I started very, very slow and assessed my waste. Food was at the top of the list so I started there and slowly worked my down the list finding alternatives and replacing old habits with environmentally frienldy behaviors. So if you are new to the concept of decreasing kitchen waste, please see below for some very easy ideas to get you going on your journey.
*We made a very modest 5×5 box out of redwood in our backyard and started to pile in our uncooked kitchen waste with equal parts carbon and nitrogen. And I read this quick, simple guide to composting. There are so many other composting ideas, many I found in the book, but you can also research on-line and find what works best for you. For example, we are going to start a worm bin soon for our cooked food waste!
*Okay, let’s be real for a moment. Plastic baggies are a hell-of-a-convenience, and if you have kids, well, they may feel like a must-have necessity. It was difficult, but these were #2 on the list to go for me. I stopped buying them and looked for alternatives.
e. ECOlunchbox three-in-one. My daughter takes this for her lunch. It’s lightweight and easy for little hands to use and maneuver.
*This solution is three-fold. First of all, milk alternatives are EXPENSIVE. I did the math and I started saving serious money when I stopped buying packaged milks and started making my own. Second, you have total and complete control of the ingredients when you make your own milks – awesome for you! Third, and let’s be honest here, those milk alternative containers are not recyclable. I shed a tear of guilt every time I had to throw away those huge cartons. Okay, so problem solved. Making your own nut milks is so super easy. I make the following: almond milk, cashew milk, hemp milk and hazelnut milk. You can find a slew of how-to videos on the internet. And you don’t technically need an expensive high-speed blender to make these milks. Before I purchased my vitamix, I used a Ninja Blender for years and it worked fine. Don’t be detoured my friends!!
*Ahhh, this was so hard at first! I had a very unhealthy addiction to paper towels. I would use them for everything…if I had them I would go through them like crazy. I had zero control. So one day I just stopped buying them and also stopped buying paper napkins.

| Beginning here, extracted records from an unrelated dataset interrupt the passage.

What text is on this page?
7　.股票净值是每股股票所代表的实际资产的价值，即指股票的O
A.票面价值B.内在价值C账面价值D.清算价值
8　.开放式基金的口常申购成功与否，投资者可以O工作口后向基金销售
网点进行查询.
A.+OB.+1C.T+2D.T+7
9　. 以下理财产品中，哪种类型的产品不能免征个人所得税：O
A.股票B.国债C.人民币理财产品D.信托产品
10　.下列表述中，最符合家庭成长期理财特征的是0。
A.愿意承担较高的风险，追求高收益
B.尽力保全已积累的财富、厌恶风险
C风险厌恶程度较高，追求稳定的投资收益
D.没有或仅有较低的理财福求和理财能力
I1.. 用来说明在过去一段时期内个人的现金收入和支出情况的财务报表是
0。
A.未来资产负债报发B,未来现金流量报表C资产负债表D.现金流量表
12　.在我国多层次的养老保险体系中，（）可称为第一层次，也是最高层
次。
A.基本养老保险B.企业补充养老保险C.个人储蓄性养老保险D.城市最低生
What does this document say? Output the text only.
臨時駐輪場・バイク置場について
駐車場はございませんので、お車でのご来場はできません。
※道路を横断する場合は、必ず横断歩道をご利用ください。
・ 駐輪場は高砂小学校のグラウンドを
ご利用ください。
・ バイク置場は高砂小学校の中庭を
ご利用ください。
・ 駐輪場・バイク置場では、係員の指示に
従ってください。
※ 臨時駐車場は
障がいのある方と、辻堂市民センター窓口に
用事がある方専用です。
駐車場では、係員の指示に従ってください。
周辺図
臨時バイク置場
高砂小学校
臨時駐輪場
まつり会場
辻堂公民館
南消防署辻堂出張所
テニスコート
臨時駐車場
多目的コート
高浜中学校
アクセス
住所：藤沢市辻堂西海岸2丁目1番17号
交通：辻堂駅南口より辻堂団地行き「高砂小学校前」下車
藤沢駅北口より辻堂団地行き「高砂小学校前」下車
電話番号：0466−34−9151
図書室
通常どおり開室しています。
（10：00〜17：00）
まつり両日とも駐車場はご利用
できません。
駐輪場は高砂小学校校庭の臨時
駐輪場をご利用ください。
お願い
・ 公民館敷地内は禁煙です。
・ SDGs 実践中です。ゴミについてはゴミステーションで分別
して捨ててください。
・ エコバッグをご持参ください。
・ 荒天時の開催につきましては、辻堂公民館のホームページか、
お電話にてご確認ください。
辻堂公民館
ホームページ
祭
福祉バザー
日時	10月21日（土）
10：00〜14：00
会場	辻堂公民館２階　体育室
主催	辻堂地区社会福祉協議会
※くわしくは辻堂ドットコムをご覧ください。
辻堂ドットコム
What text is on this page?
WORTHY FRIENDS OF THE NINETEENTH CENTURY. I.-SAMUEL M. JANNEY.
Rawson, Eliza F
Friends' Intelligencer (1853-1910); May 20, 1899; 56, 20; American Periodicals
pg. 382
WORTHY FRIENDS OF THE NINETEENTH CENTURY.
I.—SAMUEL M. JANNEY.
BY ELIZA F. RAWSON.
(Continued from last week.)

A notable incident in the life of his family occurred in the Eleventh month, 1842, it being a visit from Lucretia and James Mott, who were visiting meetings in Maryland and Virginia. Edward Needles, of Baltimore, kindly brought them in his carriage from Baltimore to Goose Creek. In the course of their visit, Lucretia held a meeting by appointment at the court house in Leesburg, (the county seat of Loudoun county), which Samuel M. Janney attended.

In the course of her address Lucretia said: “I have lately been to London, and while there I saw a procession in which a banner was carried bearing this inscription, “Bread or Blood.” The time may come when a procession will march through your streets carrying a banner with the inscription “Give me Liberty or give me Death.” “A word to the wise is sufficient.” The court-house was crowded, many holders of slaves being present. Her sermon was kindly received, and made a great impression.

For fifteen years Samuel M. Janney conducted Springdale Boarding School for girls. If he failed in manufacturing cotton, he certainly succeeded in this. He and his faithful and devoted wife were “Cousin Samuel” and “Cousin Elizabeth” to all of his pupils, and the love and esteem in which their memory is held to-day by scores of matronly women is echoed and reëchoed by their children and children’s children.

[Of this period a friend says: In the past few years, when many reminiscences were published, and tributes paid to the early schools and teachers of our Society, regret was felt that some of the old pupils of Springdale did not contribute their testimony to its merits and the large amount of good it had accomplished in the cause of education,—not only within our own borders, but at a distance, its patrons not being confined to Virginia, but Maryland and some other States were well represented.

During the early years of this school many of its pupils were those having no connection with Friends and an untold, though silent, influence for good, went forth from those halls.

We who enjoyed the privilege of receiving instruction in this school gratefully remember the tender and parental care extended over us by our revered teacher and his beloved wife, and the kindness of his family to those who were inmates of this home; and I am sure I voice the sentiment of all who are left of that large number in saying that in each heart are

*I used foil for so many things in my kitchen. This was difficult at first too. I tried very hard to clean the foil and recycle it, but it didn’t always work. And my philosophy wasn’t, “well, it’s okay to throw it away once in a while,” it was to “never again throw anymore foil away into garbage ever again.”
One day I purchased a pork shoulder from the meat deli at our Coop and I was appalled when I got home, unrolled it, and saw how much paper and plastic waste was from this single (albeit rather large) portion of meat. My next trip to the coop I was equipped with my snap glass and Pyrex storage. It takes some planning, but if you know what you are going to be purchasing it’s not a problem – plus I highly recommend going to the grocery store with a plan and a list. This saves time, energy and money.
Vegetarians can incorporate this concept when purchasing cheese. Go to your cheese deli and have them slice out what you need into your glass storage. Then it’s home and into the fridge. No more fussing with a half (plastic wrapped) block of cheese.